Variants and Generalizations

Variants include framed and equivariant versions inspired by framed little disk operads associated with Isadore M. Singer and Michael Atiyah, as well as relative and colored enhancements developed in parallel with multi-colored operads used by Victor Ginzburg and Mikhail Kapranov. Higher-dimensional generalizations relate to little n-disk operads investigated by J. Peter May and to manifold operads connected to Graeme Segal and Edward Witten in conformal field theory contexts. Derived and infinity-categorical generalizations are pursued within frameworks promoted by Jacob Lurie and Bertrand Toën, while homotopy-coherent variants are considered in settings influenced by Bertrand Toën and Gabriele Vezzosi.

Homotopy Theory and Models

Model categories and infinity-operads provide homotopical frameworks for the Swiss-cheese operad, with model structures echoing work by Daniel Quillen and Mark Hovey. Homotopy equivalences to relative little disk operads are investigated via formality and deformation techniques related to Dmitry Tamarkin and Maxim Kontsevich; obstructions and non-formality phenomena connect to examples studied by Alessandro Saavedra Rivano and M. Kontsevich. Operadic Koszul duality and bar-cobar constructions used by Victor Ginzburg and Bertrand Fresse play roles in building algebraic models, while rational homotopy approaches trace lineage to Denis Sullivan and Daniel Quillen.

Applications in Mathematical Physics and Topological Field Theory

The Swiss-cheese operad appears in the algebraic formalism of open-closed topological field theories as developed by Edward Witten, Graeme Segal, and Kevin Costello, encoding operations that model boundary conditions and bulk-boundary interactions relevant to string theory and open-closed conformal field theory studied by Alessandro S. Cattaneo, Giovanni Felder, and Maxim Kontsevich.

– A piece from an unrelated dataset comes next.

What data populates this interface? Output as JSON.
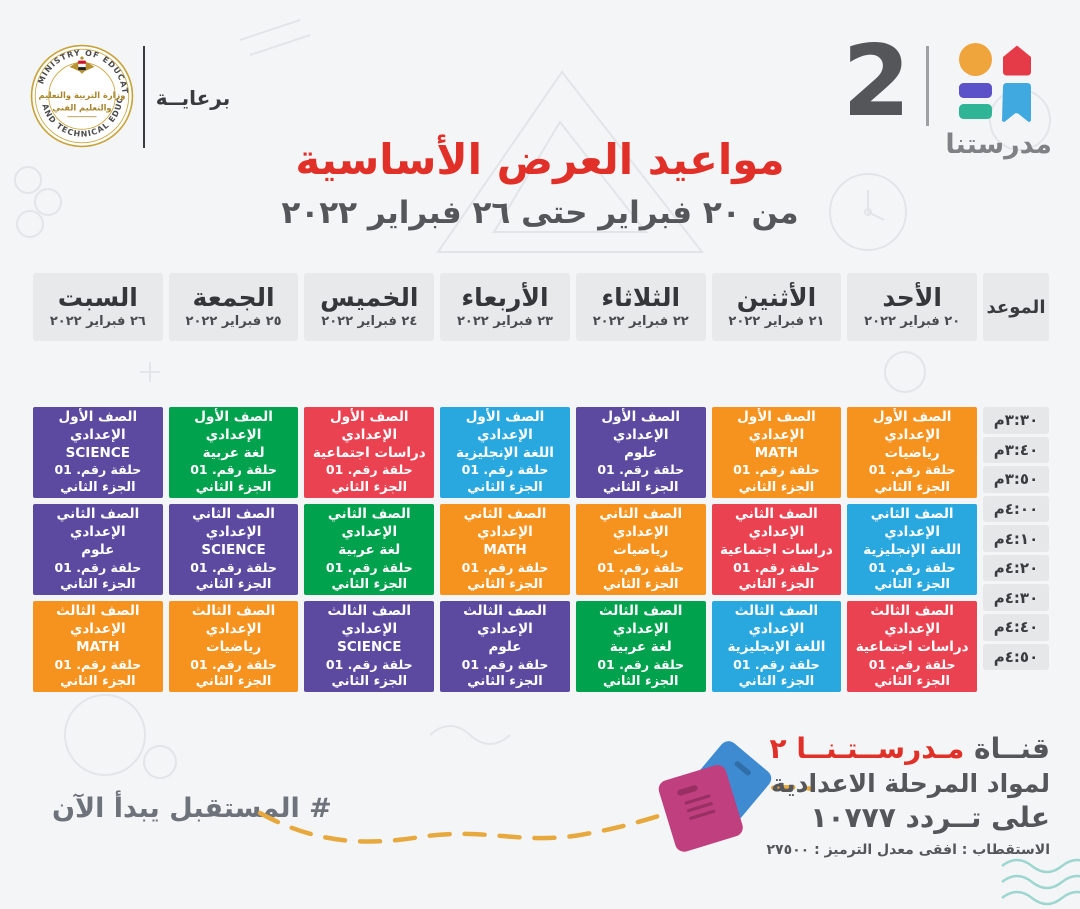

It underpins algebraic structures in deformation quantization frameworks connected to Albert Einstein School-influenced directions and to the formal geometry techniques of Michèle Vergne and Jean-Michel Bismut. Factorization algebras and observables in quantum field theory frameworks by Kevin Costello and Owen Gwilliam also use variants of Swiss-cheese-type structures to formalize local-to-global principles and boundary observables.

Examples and Computations

Concrete computations involve homology of low-arity components and explicit chain models constructed by cellular decompositions analogous to those used by Raoul Bott and Victor Vassiliev in configuration space calculations. Examples include actions on Hochschild complexes studied by Gerstenhaber and B. Shoikhet, computations of operadic homology yielding Gerstenhaber algebras akin to results by Maxim Kontsevich and Dmitry Tamarkin, and explicit formality maps inspired by Maxim Kontsevich's deformation quantization proof. Low-dimensional examples relate to braid representations examined by Emil Artin and to mapping space calculations reminiscent of work by Fred Cohen and Ralph Cohen.